Wright returns to Headquarters in England and is given an assignment by General Worden (Ernest Borgnine, who reprises his role from the original film, though Savalas doesn’t). Worden gives him a new assignment laced with strangely unexplained threats. Wright heads straight for the prison where he spends a few dialogue-heavy moments recruiting soldiers who are sentenced to death. It is always a lame way to introduce the characters and especially so here. After we are introduced to the rest of the group—which numbers more than a dozen, when taking Major Wright and the requisite MP are counted—they begin training. Almost a third to half of each film focuses on training. In a terribly hokey moment, a prospective recruit is killed when he says, “I can’t handle it!” as machine gun bullets whiz overhead. He stands up and is killed, leaving Major Wright and the others the opportunity to emote for the camera.
Eventually, after perhaps the third or fourth commercial break, the team makes their way to their mission area, which in both films looks like the same region of Eastern Europe. Since we already know the purpose of the mission, there’s little to see or do in the last third of the films, until we arrive at the end, each containing many explosions and some of the most poorly acted deaths ever captured on film—but not many. What proves to be the most disappointing, besides the entire exercise, is that hardly any of the Dirty Dozen die, in either movie. Why bother naming the films “The Deadly Mission” and “The Fatal Mission” when hardly anyone dies?
Not only are they made-for-TV claptrap, but they are poorly-made claptrap. Savalas seems to mail in his performances and the director seems to have believed that using Savalas as a caricature of himself was the way to go. The production design is poor, looking nothing like the 1940s. The acting, writing and directing are atrocious.

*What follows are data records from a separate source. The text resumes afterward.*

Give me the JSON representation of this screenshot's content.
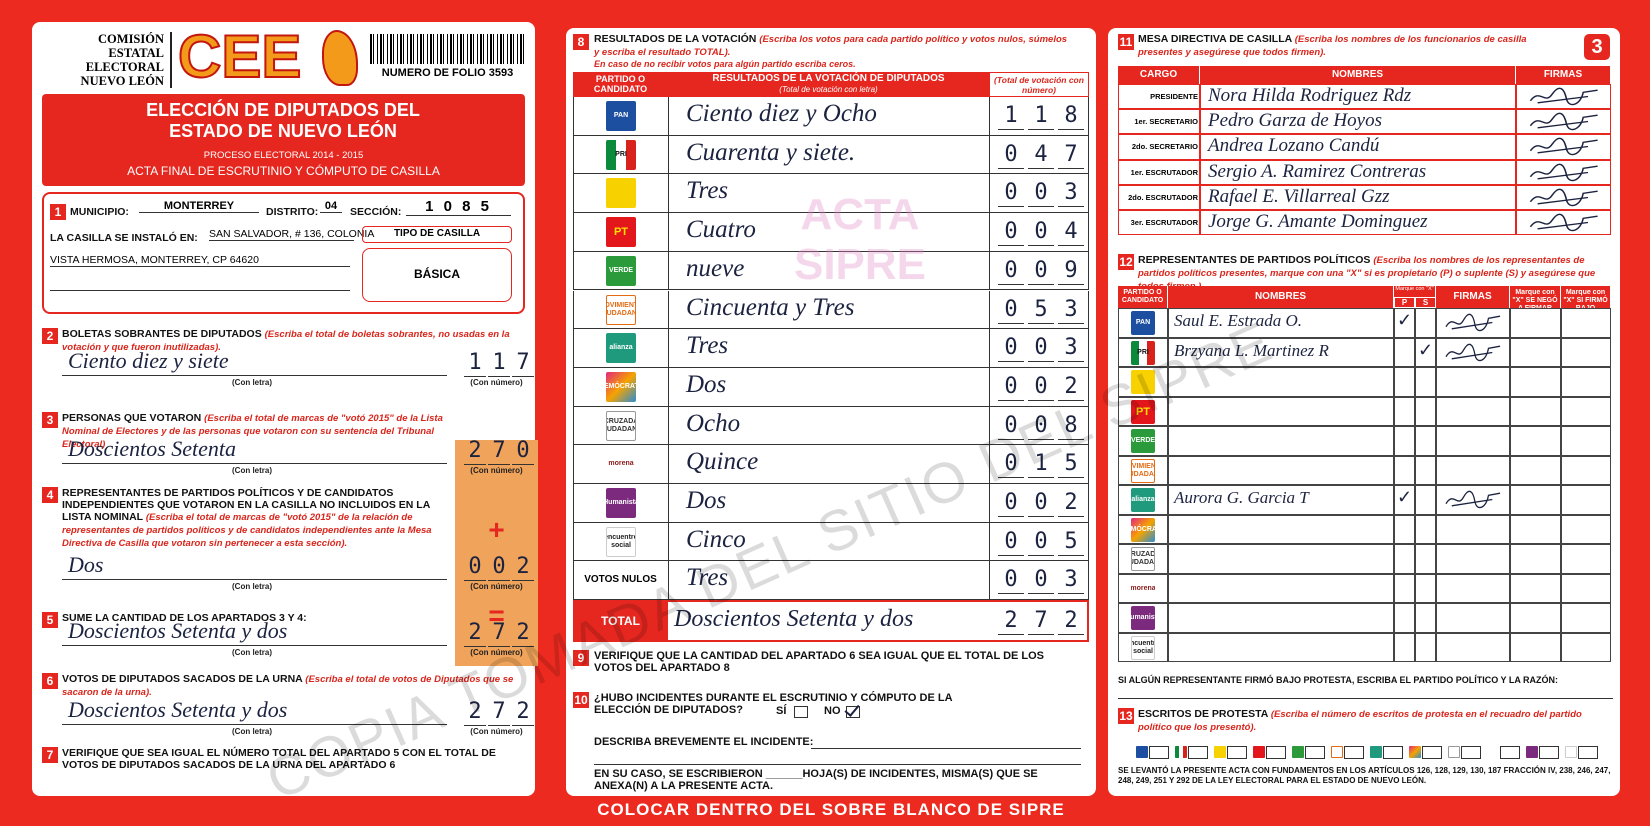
{
  "header": {
    "org": "COMISIÓN ESTATAL ELECTORAL NUEVO LEÓN",
    "logo": "CEE",
    "folio": "NUMERO DE FOLIO 3593",
    "title": "ELECCIÓN DE DIPUTADOS DEL ESTADO DE NUEVO LEÓN",
    "process": "PROCESO ELECTORAL 2014 - 2015",
    "subtitle": "ACTA FINAL DE ESCRUTINIO Y CÓMPUTO DE CASILLA",
    "sheet": "3"
  },
  "section_1": {
    "number": "1",
    "municipio_label": "MUNICIPIO:",
    "municipio": "MONTERREY",
    "distrito_label": "DISTRITO:",
    "distrito": "04",
    "seccion_label": "SECCIÓN:",
    "seccion": "1 0 8 5",
    "location_label": "LA CASILLA SE INSTALÓ EN:",
    "location_1": "SAN SALVADOR, # 136, COLONIA",
    "location_2": "VISTA HERMOSA, MONTERREY, CP 64620",
    "tipo_label": "TIPO DE CASILLA",
    "tipo": "BÁSICA"
  },
  "captions": {
    "letter": "(Con letra)",
    "number": "(Con número)"
  },
  "items": [
    {
      "number": "2",
      "title": "BOLETAS SOBRANTES DE DIPUTADOS",
      "instruction": "(Escriba el total de boletas sobrantes, no usadas en la votación y que fueron inutilizadas).",
      "letter": "Ciento diez y siete",
      "digits": [
        "1",
        "1",
        "7"
      ]
    },
    {
      "number": "3",
      "title": "PERSONAS QUE VOTARON",
      "instruction": "(Escriba el total de marcas de \"votó 2015\" de la Lista Nominal de Electores y de las personas que votaron con su sentencia del Tribunal Electoral)",
      "letter": "Doscientos Setenta",
      "digits": [
        "2",
        "7",
        "0"
      ]
    },
    {
      "number": "4",
      "title": "REPRESENTANTES DE PARTIDOS POLÍTICOS Y DE CANDIDATOS INDEPENDIENTES QUE VOTARON EN LA CASILLA NO INCLUIDOS EN LA LISTA NOMINAL",
      "instruction": "(Escriba el total de marcas de \"votó 2015\" de la relación de representantes de partidos políticos y de candidatos independientes ante la Mesa Directiva de Casilla que votaron sin pertenecer a esta sección).",
      "letter": "Dos",
      "digits": [
        "0",
        "0",
        "2"
      ],
      "sign": "+"
    },
    {
      "number": "5",
      "title": "SUME LA CANTIDAD DE LOS APARTADOS 3 Y 4:",
      "letter": "Doscientos Setenta y dos",
      "digits": [
        "2",
        "7",
        "2"
      ],
      "sign": "="
    },
    {
      "number": "6",
      "title": "VOTOS DE DIPUTADOS SACADOS DE LA URNA",
      "instruction": "(Escriba el total de votos de Diputados que se sacaron de la urna).",
      "letter": "Doscientos Setenta y dos",
      "digits": [
        "2",
        "7",
        "2"
      ]
    },
    {
      "number": "7",
      "title": "VERIFIQUE QUE SEA IGUAL EL NÚMERO TOTAL DEL APARTADO 5 CON EL TOTAL DE VOTOS DE DIPUTADOS SACADOS DE LA URNA DEL APARTADO 6"
    }
  ],
  "results": {
    "number": "8",
    "title": "RESULTADOS DE LA VOTACIÓN",
    "instruction": "(Escriba los votos para cada partido político y votos nulos, súmelos y escriba el resultado TOTAL).",
    "note": "En caso de no recibir votos para algún partido escriba ceros.",
    "columns": [
      "PARTIDO O CANDIDATO",
      "RESULTADOS DE LA VOTACIÓN DE DIPUTADOS",
      "(Total de votación con número)"
    ],
    "letter_column_note": "(Total de votación con letra)",
    "rows": [
      {
        "party": "PAN",
        "letter": "Ciento diez y Ocho",
        "digits": [
          "1",
          "1",
          "8"
        ]
      },
      {
        "party": "PRI",
        "letter": "Cuarenta y siete.",
        "digits": [
          "0",
          "4",
          "7"
        ]
      },
      {
        "party": null,
        "letter": "Tres",
        "digits": [
          "0",
          "0",
          "3"
        ]
      },
      {
        "party": "PT",
        "letter": "Cuatro",
        "digits": [
          "0",
          "0",
          "4"
        ]
      },
      {
        "party": "VERDE",
        "letter": "nueve",
        "digits": [
          "0",
          "0",
          "9"
        ]
      },
      {
        "party": "MOVIMIENTO CIUDADANO",
        "letter": "Cincuenta y Tres",
        "digits": [
          "0",
          "5",
          "3"
        ]
      },
      {
        "party": "alianza",
        "letter": "Tres",
        "digits": [
          "0",
          "0",
          "3"
        ]
      },
      {
        "party": "DEMÓCRATA",
        "letter": "Dos",
        "digits": [
          "0",
          "0",
          "2"
        ]
      },
      {
        "party": "CRUZADA CIUDADANA",
        "letter": "Ocho",
        "digits": [
          "0",
          "0",
          "8"
        ]
      },
      {
        "party": "morena",
        "letter": "Quince",
        "digits": [
          "0",
          "1",
          "5"
        ]
      },
      {
        "party": "Humanista",
        "letter": "Dos",
        "digits": [
          "0",
          "0",
          "2"
        ]
      },
      {
        "party": "encuentro social",
        "letter": "Cinco",
        "digits": [
          "0",
          "0",
          "5"
        ]
      },
      {
        "party": "VOTOS NULOS",
        "letter": "Tres",
        "digits": [
          "0",
          "0",
          "3"
        ]
      }
    ],
    "total": {
      "label": "TOTAL",
      "letter": "Doscientos Setenta y dos",
      "digits": [
        "2",
        "7",
        "2"
      ]
    }
  },
  "verify_9": {
    "number": "9",
    "text": "VERIFIQUE QUE LA CANTIDAD DEL APARTADO 6 SEA IGUAL QUE EL TOTAL DE LOS VOTOS DEL APARTADO 8"
  },
  "incidents": {
    "number": "10",
    "question": "¿HUBO INCIDENTES DURANTE EL ESCRUTINIO Y CÓMPUTO DE LA ELECCIÓN DE DIPUTADOS?",
    "yes": "SÍ",
    "no": "NO",
    "describe": "DESCRIBA BREVEMENTE EL INCIDENTE:",
    "sheets": "EN SU CASO, SE ESCRIBIERON ______HOJA(S) DE INCIDENTES, MISMA(S) QUE SE ANEXA(N) A LA PRESENTE ACTA."
  },
  "footer": "COLOCAR DENTRO DEL SOBRE BLANCO DE SIPRE",
  "board": {
    "number": "11",
    "title": "MESA DIRECTIVA DE CASILLA",
    "instruction": "(Escriba los nombres de los funcionarios de casilla presentes y asegúrese que todos firmen).",
    "columns": [
      "CARGO",
      "NOMBRES",
      "FIRMAS"
    ],
    "rows": [
      {
        "role": "PRESIDENTE",
        "name": "Nora Hilda Rodriguez Rdz"
      },
      {
        "role": "1er. SECRETARIO",
        "name": "Pedro Garza de Hoyos"
      },
      {
        "role": "2do. SECRETARIO",
        "name": "Andrea Lozano Candú"
      },
      {
        "role": "1er. ESCRUTADOR",
        "name": "Sergio A. Ramirez Contreras"
      },
      {
        "role": "2do. ESCRUTADOR",
        "name": "Rafael E. Villarreal Gzz"
      },
      {
        "role": "3er. ESCRUTADOR",
        "name": "Jorge G. Amante Dominguez"
      }
    ]
  },
  "representatives": {
    "number": "12",
    "title": "REPRESENTANTES DE PARTIDOS POLÍTICOS",
    "instruction": "(Escriba los nombres de los representantes de partidos políticos presentes, marque con una \"X\" si es propietario (P) o suplente (S) y asegúrese que todos firmen.)",
    "columns": {
      "party": "PARTIDO O CANDIDATO",
      "names": "NOMBRES",
      "mark": "Marque con \"X\"",
      "p": "P",
      "s": "S",
      "signatures": "FIRMAS",
      "refused": "Marque con \"X\" SE NEGÓ A FIRMAR",
      "protest": "Marque con \"X\" SI FIRMÓ BAJO PROTESTA"
    },
    "rows": [
      {
        "name": "Saul E. Estrada O.",
        "p": "✓"
      },
      {
        "name": "Brzyana L. Martinez R",
        "s": "✓"
      },
      null,
      null,
      null,
      null,
      {
        "name": "Aurora G. Garcia T",
        "p": "✓"
      },
      null,
      null,
      null,
      null,
      null
    ],
    "protest_note": "SI ALGÚN REPRESENTANTE FIRMÓ BAJO PROTESTA, ESCRIBA EL PARTIDO POLÍTICO Y LA RAZÓN:"
  },
  "protest_writs": {
    "number": "13",
    "title": "ESCRITOS DE PROTESTA",
    "instruction": "(Escriba el número de escritos de protesta en el recuadro del partido político que los presentó).",
    "legal": "SE LEVANTÓ LA PRESENTE ACTA CON FUNDAMENTOS EN LOS ARTÍCULOS 126, 128, 129, 130, 187 FRACCIÓN IV, 238, 246, 247, 248, 249, 251 Y 292 DE LA LEY ELECTORAL PARA EL ESTADO DE NUEVO LEÓN."
  },
  "watermarks": {
    "acta": "ACTA SIPRE",
    "copy": "COPIA TOMADA DEL SITIO DEL SIPRE"
  }
}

Considering those are the three biggest parts of filmmaking, enough said.
The video transfer is fair, but looks exactly like what it is, a television show from the 1980s. If you remember the picture and sound quality of the ‘80s, like from “Airwolf,” then this is what you get. It’s to take nothing away from the 1980s, but the quality of almost all made-for-TV movies is average at best. There are no special features to speak of and the DVD menus are about as boring as unsweetened chocolate.
Skip these poorly made films and go directly back to 1967 and the original, Oscar-winning “Dirty Dozen.”